Review: "The Masque of Night" Proves One of The Bard's Most Well-Known Plays Is Not Past Its Dancing Days

 The Masque of Night: A Romeo and Juliet Cabaret

Music Direction by Flavio Gaete 

Directed by Janina Picard and Craig Bacon

Presented by New Place Players at Casa Clara

218 East 25th Street, Manhattan, NYC

March 8-10, 2024

Front left: Libby Lindsey and Maximilian Macdonald. Photo courtesy of Kampfire PR
How to infuse the most well-known of well-known Shakespeare plays with new energy, making the age-old story of star-crossed lovers as fresh and captivating as it was when the audience first encountered it (probably in high school)? The New Place Players’ The Masque of Night, a cabaret of songs (some Elizabethan, mostly contemporary) interspersed with Romeo and Juliet’s most iconic set-pieces, does just that. Running a little over an hour, the production draws on its multi-talented cast to deliver some of the play’s titular characters’ most memorable lines as well as sing, dance, and play instruments.

Maximilian Macdonald’s Romeo was the star of the show, embodying the youthful excitement and exuberance of the character to such an extent that he could win over even the most jaded cynic. He worked the small, intimate Casa Clara venue to great effect, engaging the audience as he moved throughout the space. Libby Lindsey as Juliet was especially strong in the tragic scenes in the latter parts of the production, and the chemistry between the young lovers was palpable and winning.

Relying on the audience’s prior knowledge of the play’s conflicts and the intricacies of the misfires at the end that lead to the double suicide, the production ran the risk of confusion.

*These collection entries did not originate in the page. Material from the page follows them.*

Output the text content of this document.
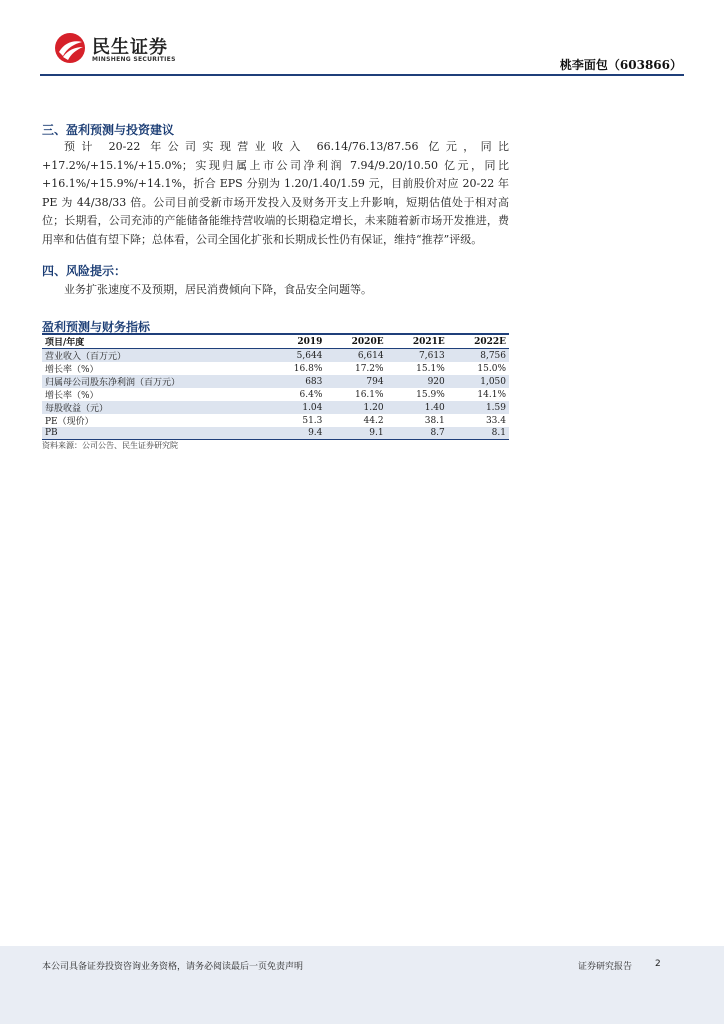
民生证券
MINSHENG SECURITIES	桃李面包（603866）
三、盈利预测与投资建议

预计 20-22 年公司实现营业收入 66.14/76.13/87.56 亿元，同比+17.2%/+15.1%/+15.0%；实现归属上市公司净利润 7.94/9.20/10.50 亿元，同比+16.1%/+15.9%/+14.1%，折合 EPS 分别为 1.20/1.40/1.59 元，目前股价对应 20-22 年PE 为 44/38/33 倍。公司目前受新市场开发投入及财务开支上升影响，短期估值处于相对高位；长期看，公司充沛的产能储备能维持营收端的长期稳定增长，未来随着新市场开发推进，费用率和估值有望下降；总体看，公司全国化扩张和长期成长性仍有保证，维持“推荐”评级。

四、风险提示：

业务扩张速度不及预期，居民消费倾向下降，食品安全问题等。

盈利预测与财务指标
项目/年度	2019	2020E	2021E	2022E
营业收入（百万元）	5,644	6,614	7,613	8,756
增长率（%）	16.8%	17.2%	15.1%	15.0%
归属母公司股东净利润（百万元）	683	794	920	1,050
增长率（%）	6.4%	16.1%	15.9%	14.1%
每股收益（元）	1.04	1.20	1.40	1.59
PE（现价）	51.3	44.2	38.1	33.4
PB	9.4	9.1	8.7	8.1
资料来源：公司公告、民生证券研究院
本公司具备证券投资咨询业务资格，请务必阅读最后一页免责声明	证券研究报告	2
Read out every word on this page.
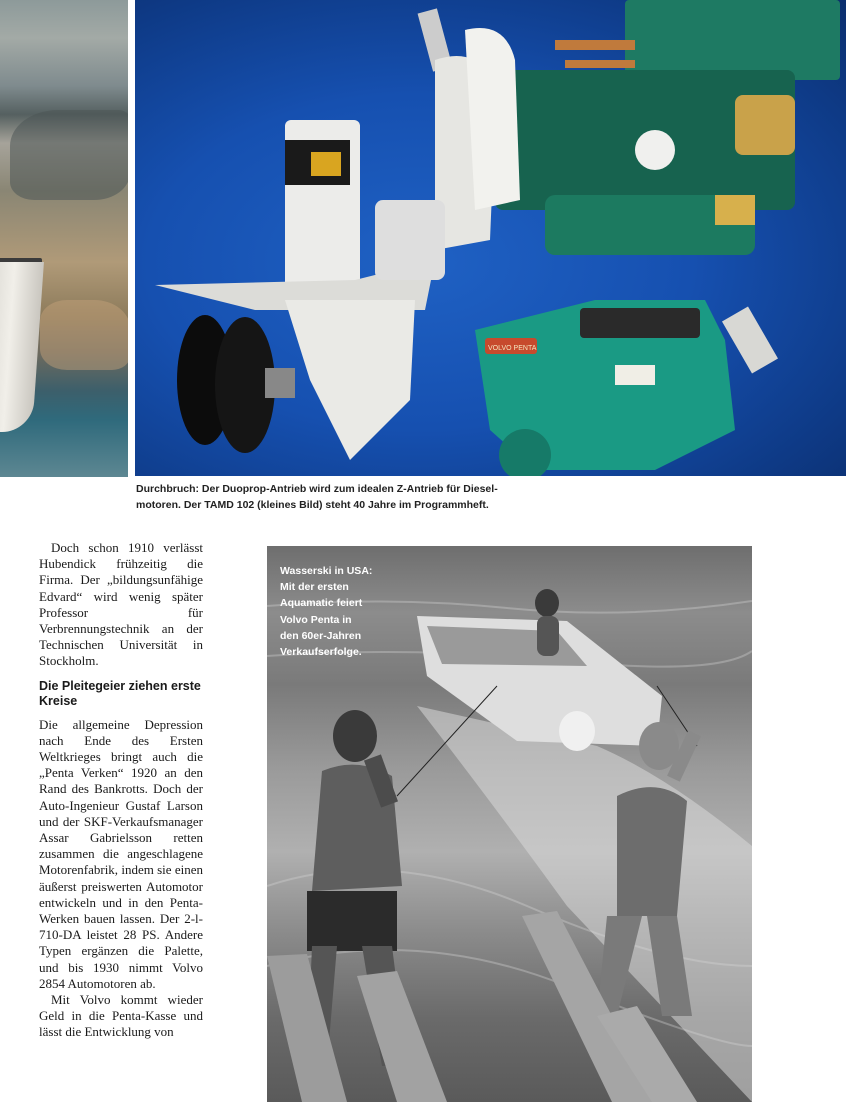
VOLVO PENTA
Durchbruch: Der Duoprop-Antrieb wird zum idealen Z-Antrieb für Diesel-
motoren. Der TAMD 102 (kleines Bild) steht 40 Jahre im Programmheft.

Doch schon 1910 verlässt Hubendick frühzeitig die Firma. Der „bildungsunfähige Edvard“ wird wenig später Professor für Verbrennungstechnik an der Technischen Universität in Stockholm.

Die Pleitegeier ziehen erste Kreise

Die allgemeine Depression nach Ende des Ersten Weltkrieges bringt auch die „Penta Verken“ 1920 an den Rand des Bankrotts. Doch der Auto-Ingenieur Gustaf Larson und der SKF-Verkaufsmanager Assar Gabrielsson retten zusammen die angeschlagene Motorenfabrik, indem sie einen äußerst preiswerten Automotor entwickeln und in den Penta-Werken bauen lassen. Der 2-l-710-DA leistet 28 PS. Andere Typen ergänzen die Palette, und bis 1930 nimmt Volvo 2854 Automotoren ab.

Mit Volvo kommt wieder Geld in die Penta-Kasse und lässt die Entwicklung von

Wasserski in USA:
Mit der ersten
Aquamatic feiert
Volvo Penta in
den 60er-Jahren
Verkaufserfolge.
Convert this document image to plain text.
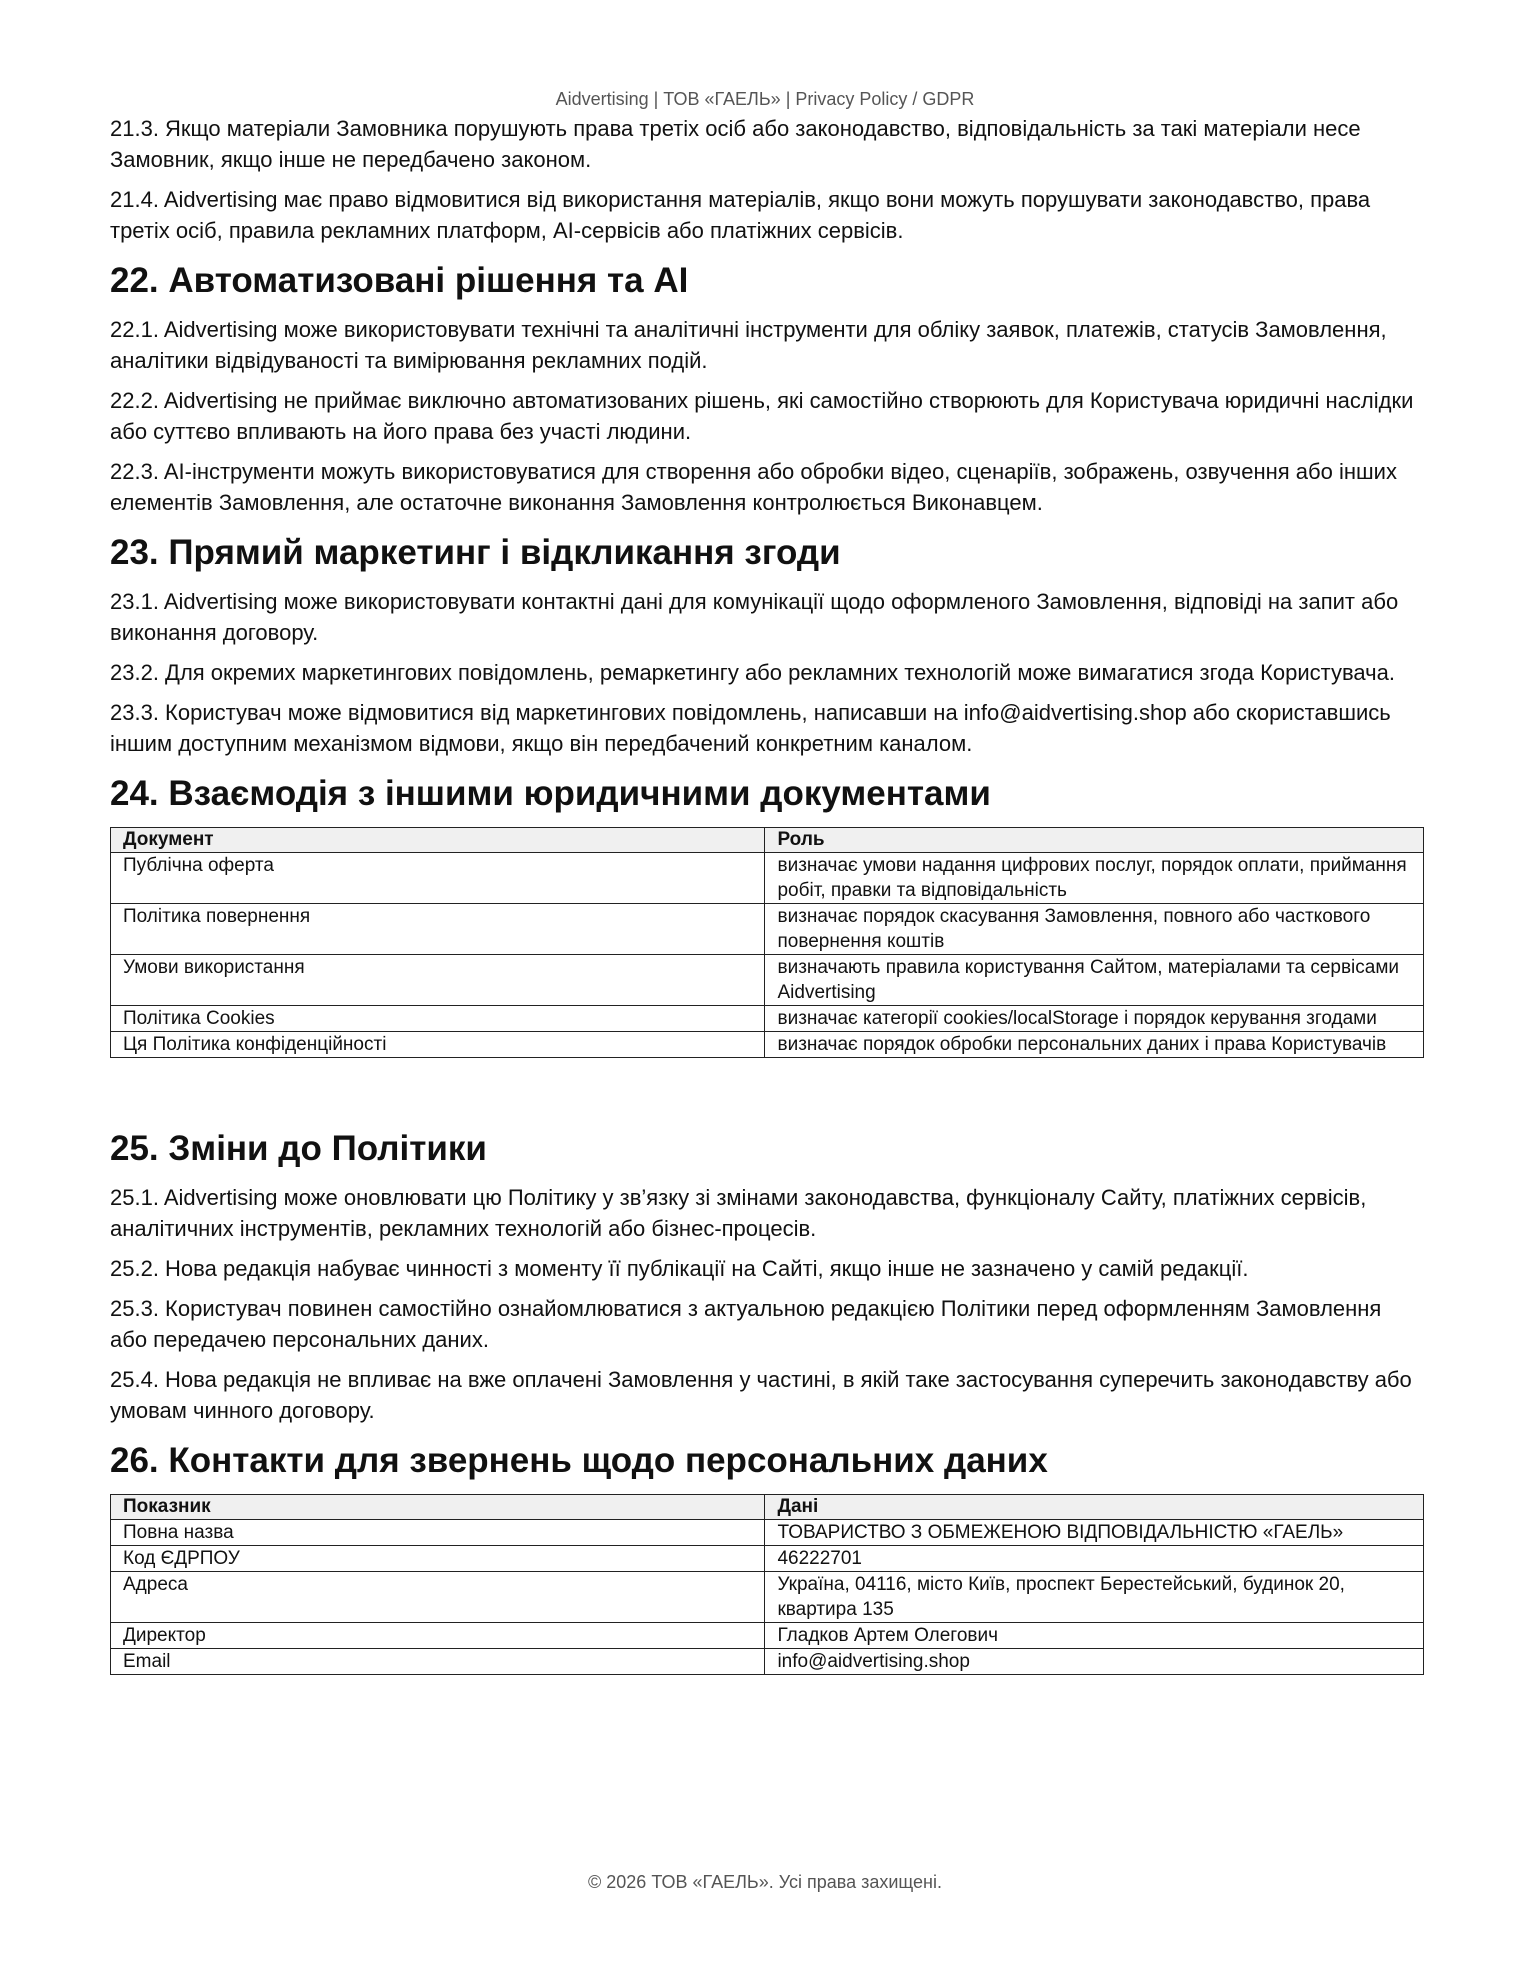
Aidvertising | ТОВ «ГАЕЛЬ» | Privacy Policy / GDPR

21.3. Якщо матеріали Замовника порушують права третіх осіб або законодавство, відповідальність за такі матеріали несе Замовник, якщо інше не передбачено законом.

21.4. Aidvertising має право відмовитися від використання матеріалів, якщо вони можуть порушувати законодавство, права третіх осіб, правила рекламних платформ, AI-сервісів або платіжних сервісів.

22. Автоматизовані рішення та AI

22.1. Aidvertising може використовувати технічні та аналітичні інструменти для обліку заявок, платежів, статусів Замовлення, аналітики відвідуваності та вимірювання рекламних подій.

22.2. Aidvertising не приймає виключно автоматизованих рішень, які самостійно створюють для Користувача юридичні наслідки або суттєво впливають на його права без участі людини.

22.3. AI-інструменти можуть використовуватися для створення або обробки відео, сценаріїв, зображень, озвучення або інших елементів Замовлення, але остаточне виконання Замовлення контролюється Виконавцем.

23. Прямий маркетинг і відкликання згоди

23.1. Aidvertising може використовувати контактні дані для комунікації щодо оформленого Замовлення, відповіді на запит або виконання договору.

23.2. Для окремих маркетингових повідомлень, ремаркетингу або рекламних технологій може вимагатися згода Користувача.

23.3. Користувач може відмовитися від маркетингових повідомлень, написавши на info@aidvertising.shop або скориставшись іншим доступним механізмом відмови, якщо він передбачений конкретним каналом.

24. Взаємодія з іншими юридичними документами
Документ	Роль
Публічна оферта	визначає умови надання цифрових послуг, порядок оплати, приймання робіт, правки та відповідальність
Політика повернення	визначає порядок скасування Замовлення, повного або часткового повернення коштів
Умови використання	визначають правила користування Сайтом, матеріалами та сервісами Aidvertising
Політика Cookies	визначає категорії cookies/localStorage і порядок керування згодами
Ця Політика конфіденційності	визначає порядок обробки персональних даних і права Користувачів
25. Зміни до Політики

25.1. Aidvertising може оновлювати цю Політику у зв’язку зі змінами законодавства, функціоналу Сайту, платіжних сервісів, аналітичних інструментів, рекламних технологій або бізнес-процесів.

25.2. Нова редакція набуває чинності з моменту її публікації на Сайті, якщо інше не зазначено у самій редакції.

25.3. Користувач повинен самостійно ознайомлюватися з актуальною редакцією Політики перед оформленням Замовлення або передачею персональних даних.

25.4. Нова редакція не впливає на вже оплачені Замовлення у частині, в якій таке застосування суперечить законодавству або умовам чинного договору.

26. Контакти для звернень щодо персональних даних
Показник	Дані
Повна назва	ТОВАРИСТВО З ОБМЕЖЕНОЮ ВІДПОВІДАЛЬНІСТЮ «ГАЕЛЬ»
Код ЄДРПОУ	46222701
Адреса	Україна, 04116, місто Київ, проспект Берестейський, будинок 20, квартира 135
Директор	Гладков Артем Олегович
Email	info@aidvertising.shop
© 2026 ТОВ «ГАЕЛЬ». Усі права захищені.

Focusing its action solely on Romeo and Juliet, however, whom we know are doomed even if we forget some of the finer details, was effective in allowing the audience to fully engage with these characters. In the end, buying into their love story is all that really matters for the production to be a success.
Photo courtesy of Kampfire PR
Given how streamlined the text is, certain choices were a bit puzzling. Why, for example, leave in Romeo’s obviously racially loaded line that Juliet is like a “rich jewel in an Ethiop’s ear”? It is hard to see this as anything other than denigrating blackness when delivered in the context of an all-white cast. Equally, some of the song choices jarred. While it makes sense to turn to Shakespeare’s Sonnets for love lyrics, the use of Sonnet 20 during the wedding night was surprising. The most bluntly homoerotic of the sonnets to a fair youth, in Sonnet 20 the speaker laments his inability to consummate his relationship with the youth because he is “pricked out for women’s pleasure.” Certainly, neither the play nor this production gives any indication that the wedding night is anything other than wholly satisfactory.

Regardless of these choices, the production, with its strong acting and excellent musical performances, was a resounding success. The rain audibly beating down on the roof of Casa Clara, while something that obviously cannot be planned, only enhanced the cozy intimacy of the space and of course the tragedy of the play’s conclusion.